Few studies have engineered fungal β-glucosidases to improve enzyme activity and thermostability; in addition, most of these studies were performed on T. reesei β-glucosidase31,34. Nevertheless, T. reesei shows weak β-glucosidase activity, and the use of its cellulases for biomass saccharification requires supplementation with additional β-glucosidases34,35.

Notwithstanding, consistent improvement of β-glucosidase activity has been achieved using site-directed mutagenesis based on high-resolution protein structures available in the PDB ( For example, after solving a protein structure, Lee and collaborators34 characterised a wide range of potential mutations in the substrate entrance of T. reesei β-glucosidase (TrBgl2; PDB ID 3AHY)33. Interestingly, the potential of L167W and P172L single mutations for improving the enzyme activity was highlighted; although L167W increased the optimum temperature by 10 °C and both constructs showed reduced KM and the best enzymatic proprieties compared to wild-type TrBgl2, no glucose stimulation was observed; moreover, the double mutant L167W/P172L was not analysed34.

Subsequently, mutations in TrBgl2 were also generated by replacing the amino acid residues L167, P172 and P38831 with the corresponding residues W168, L173 and F348 in the HiBgl structure (PDB ID 4MDO)18. In this study, the L167W/P172L TrBgl2 double mutant was characterised31; however, the current study is the first to determine the crystal structure of both WT and mutant proteins and demonstrate how these mutations alter the active-site channel to mimic the entrance of high glucose-tolerant enzymes. Although ThBgl and TrBgl share high sequence identity and structural similarity, some residues surrounding the active-site are not conserved, such as P338 (replaced by F348 in HiBgl and S337 in ThBgl) (Supplementary Fig. S8). Because this residue is closely located to a conserved tryptophan that participates in the enclosure of the active site (W338 in ThBgl, W349 in HiBgl and W339 in TrBgl) and due to the influence of a proline to phenylalanine substitution in TrBgl catalysis, it is likely that these neighbouring residues also play a role in glucose tolerance, explaining the differences observed in glucose stimulation levels of TrBgl31 and ThBgl mutants.

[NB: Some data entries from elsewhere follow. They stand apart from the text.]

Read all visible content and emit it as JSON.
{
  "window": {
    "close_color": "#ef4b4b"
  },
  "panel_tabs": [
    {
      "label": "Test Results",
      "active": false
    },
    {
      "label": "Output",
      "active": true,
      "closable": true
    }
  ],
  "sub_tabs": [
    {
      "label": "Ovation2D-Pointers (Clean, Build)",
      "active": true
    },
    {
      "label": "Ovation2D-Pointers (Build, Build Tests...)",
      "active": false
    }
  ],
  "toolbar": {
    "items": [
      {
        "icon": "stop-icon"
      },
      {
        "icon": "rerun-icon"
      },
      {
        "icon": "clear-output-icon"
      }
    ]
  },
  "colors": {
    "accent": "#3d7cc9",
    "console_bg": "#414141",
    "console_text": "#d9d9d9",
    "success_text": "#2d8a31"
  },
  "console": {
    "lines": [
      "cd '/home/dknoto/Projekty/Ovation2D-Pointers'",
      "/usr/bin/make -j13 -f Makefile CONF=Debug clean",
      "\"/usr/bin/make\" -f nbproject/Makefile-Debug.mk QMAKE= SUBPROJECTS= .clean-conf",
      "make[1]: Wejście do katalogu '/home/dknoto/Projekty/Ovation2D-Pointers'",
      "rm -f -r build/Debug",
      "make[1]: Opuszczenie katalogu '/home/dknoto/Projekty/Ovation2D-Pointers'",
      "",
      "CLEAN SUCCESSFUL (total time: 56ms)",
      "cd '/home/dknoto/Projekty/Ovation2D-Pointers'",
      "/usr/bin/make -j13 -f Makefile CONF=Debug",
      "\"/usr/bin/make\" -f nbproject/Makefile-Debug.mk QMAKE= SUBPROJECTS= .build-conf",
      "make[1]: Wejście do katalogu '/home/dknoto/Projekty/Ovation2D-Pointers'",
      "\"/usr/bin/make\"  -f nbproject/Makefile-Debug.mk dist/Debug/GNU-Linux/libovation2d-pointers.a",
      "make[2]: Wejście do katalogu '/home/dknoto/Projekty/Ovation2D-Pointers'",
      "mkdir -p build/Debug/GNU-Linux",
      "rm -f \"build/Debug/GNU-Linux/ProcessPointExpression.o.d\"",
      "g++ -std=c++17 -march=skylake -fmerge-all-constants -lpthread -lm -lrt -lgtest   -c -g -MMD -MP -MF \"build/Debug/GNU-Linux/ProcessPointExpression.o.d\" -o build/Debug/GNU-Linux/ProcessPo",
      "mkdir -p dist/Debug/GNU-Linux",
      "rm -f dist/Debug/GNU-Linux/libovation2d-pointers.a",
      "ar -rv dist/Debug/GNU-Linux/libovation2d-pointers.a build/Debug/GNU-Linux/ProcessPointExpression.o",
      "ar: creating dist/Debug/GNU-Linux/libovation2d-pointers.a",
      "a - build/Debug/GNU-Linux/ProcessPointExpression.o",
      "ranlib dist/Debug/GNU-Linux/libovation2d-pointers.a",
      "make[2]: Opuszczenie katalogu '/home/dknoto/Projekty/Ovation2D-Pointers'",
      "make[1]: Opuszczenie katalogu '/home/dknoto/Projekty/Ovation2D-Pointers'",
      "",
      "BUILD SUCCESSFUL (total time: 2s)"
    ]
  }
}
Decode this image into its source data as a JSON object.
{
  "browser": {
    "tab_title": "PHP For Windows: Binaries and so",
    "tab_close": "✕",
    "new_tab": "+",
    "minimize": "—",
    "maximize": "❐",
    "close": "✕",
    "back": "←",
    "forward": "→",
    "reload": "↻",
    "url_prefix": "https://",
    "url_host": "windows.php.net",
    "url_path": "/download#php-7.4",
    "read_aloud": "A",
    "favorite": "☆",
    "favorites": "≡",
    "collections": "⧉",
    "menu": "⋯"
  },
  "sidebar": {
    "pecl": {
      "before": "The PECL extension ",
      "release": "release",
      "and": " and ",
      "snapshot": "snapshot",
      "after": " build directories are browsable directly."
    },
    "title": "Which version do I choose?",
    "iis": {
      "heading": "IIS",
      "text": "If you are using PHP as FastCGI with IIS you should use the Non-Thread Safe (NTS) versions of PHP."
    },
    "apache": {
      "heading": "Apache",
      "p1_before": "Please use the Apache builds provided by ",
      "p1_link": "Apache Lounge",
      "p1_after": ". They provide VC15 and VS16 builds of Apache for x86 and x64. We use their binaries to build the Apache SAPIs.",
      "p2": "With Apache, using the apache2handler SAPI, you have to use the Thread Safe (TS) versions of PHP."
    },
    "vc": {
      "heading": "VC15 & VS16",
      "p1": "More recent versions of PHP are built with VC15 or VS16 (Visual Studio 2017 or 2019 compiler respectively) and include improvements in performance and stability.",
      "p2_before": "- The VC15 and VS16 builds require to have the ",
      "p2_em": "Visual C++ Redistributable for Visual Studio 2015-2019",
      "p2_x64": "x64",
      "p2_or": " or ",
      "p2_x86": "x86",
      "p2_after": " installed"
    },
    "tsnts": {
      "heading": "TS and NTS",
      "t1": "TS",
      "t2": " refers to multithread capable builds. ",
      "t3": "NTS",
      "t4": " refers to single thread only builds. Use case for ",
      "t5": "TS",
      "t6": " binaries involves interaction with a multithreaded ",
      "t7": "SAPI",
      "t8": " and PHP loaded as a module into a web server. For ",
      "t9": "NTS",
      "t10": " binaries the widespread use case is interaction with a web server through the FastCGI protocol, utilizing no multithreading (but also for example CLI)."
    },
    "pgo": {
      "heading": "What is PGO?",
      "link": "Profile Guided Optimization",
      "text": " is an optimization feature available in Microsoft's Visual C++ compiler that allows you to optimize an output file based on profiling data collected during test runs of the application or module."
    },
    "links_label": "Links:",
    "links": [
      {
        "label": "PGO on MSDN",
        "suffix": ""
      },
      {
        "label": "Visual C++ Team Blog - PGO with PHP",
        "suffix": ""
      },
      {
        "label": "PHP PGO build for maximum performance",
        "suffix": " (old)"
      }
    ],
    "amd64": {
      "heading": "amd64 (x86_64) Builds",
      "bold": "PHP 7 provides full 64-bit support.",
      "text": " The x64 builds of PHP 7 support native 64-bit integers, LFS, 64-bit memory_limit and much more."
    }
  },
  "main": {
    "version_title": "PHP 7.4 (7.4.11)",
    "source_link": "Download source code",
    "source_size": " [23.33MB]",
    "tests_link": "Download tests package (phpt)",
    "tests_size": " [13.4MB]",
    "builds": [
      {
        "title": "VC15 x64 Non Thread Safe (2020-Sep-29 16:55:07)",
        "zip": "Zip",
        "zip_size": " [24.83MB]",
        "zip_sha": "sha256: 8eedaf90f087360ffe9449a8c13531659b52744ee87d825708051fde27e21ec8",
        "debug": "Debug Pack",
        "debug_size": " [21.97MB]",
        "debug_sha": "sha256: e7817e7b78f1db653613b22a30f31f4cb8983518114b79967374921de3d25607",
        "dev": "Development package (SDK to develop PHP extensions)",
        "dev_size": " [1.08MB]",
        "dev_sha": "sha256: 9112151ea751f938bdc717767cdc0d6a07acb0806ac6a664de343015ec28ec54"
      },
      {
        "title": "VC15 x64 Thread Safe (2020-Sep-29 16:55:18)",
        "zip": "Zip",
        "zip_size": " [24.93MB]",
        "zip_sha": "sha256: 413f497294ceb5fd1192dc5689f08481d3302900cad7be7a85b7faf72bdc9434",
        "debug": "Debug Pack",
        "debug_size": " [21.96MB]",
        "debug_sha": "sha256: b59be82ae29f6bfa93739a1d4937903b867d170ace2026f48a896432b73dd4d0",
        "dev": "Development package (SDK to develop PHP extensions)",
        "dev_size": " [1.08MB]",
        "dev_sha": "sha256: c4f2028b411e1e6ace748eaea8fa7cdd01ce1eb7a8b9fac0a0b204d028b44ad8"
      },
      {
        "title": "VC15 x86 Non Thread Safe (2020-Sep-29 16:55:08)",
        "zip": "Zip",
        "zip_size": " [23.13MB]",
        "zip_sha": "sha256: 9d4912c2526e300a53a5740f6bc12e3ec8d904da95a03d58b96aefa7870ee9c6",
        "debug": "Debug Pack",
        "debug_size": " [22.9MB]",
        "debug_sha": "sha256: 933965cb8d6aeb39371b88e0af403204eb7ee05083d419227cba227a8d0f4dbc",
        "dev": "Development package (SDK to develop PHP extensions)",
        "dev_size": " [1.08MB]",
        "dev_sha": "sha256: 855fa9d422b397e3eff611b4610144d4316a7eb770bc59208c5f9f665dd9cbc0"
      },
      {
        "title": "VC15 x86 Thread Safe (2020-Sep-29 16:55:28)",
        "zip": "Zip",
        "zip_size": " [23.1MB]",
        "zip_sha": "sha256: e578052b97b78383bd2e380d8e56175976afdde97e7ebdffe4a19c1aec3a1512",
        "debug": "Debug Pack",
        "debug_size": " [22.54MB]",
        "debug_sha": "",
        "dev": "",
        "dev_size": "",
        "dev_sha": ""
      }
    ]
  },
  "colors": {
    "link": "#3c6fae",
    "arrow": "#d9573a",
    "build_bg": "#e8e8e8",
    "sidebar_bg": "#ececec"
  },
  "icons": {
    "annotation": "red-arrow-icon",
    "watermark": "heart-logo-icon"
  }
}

In contrast to TrBgl-Mut, ThBgl-Mut showed continuous stimulation even at high glucose concentrations (1.0M), and the results were very similar to those observed in HiBgl36. The designed ThBgl mutations rendered its active-site topology very similar to that of HiBgl, in total accordance with the experimental observations regarding glucose tolerance and with the previously proposed glucose tolerance mechanism18. Parallel SSF experiments also demonstrated the improved performance of the ThBgl-Mut over the WT protein. Our findings show that the rational mutation approach used herein was able to enhance the glucose tolerance of ThBgl; however, the glucose tolerance itself does not seem to be the unique property that improves the ThBgl-Mut performance for biomass saccharification. ThBgl-Mut may more efficiently handle short cello-oligosaccharides and/or may remains active at high catalytic rates, thus reflecting the increased glucose release upon saccharification assays. Further experiments, including those in which the catalytic activity of enzymes against complex substrates can be evaluated at high concentrations of glucose, are still required to address these issues.

Together, our results not only experimentally demonstrate the mechanisms of glucose tolerance and stimulation in GH1 β-glucosidases but also shed light on the strategies for improving technologies based on enzymatic hydrolysis for bioethanol production.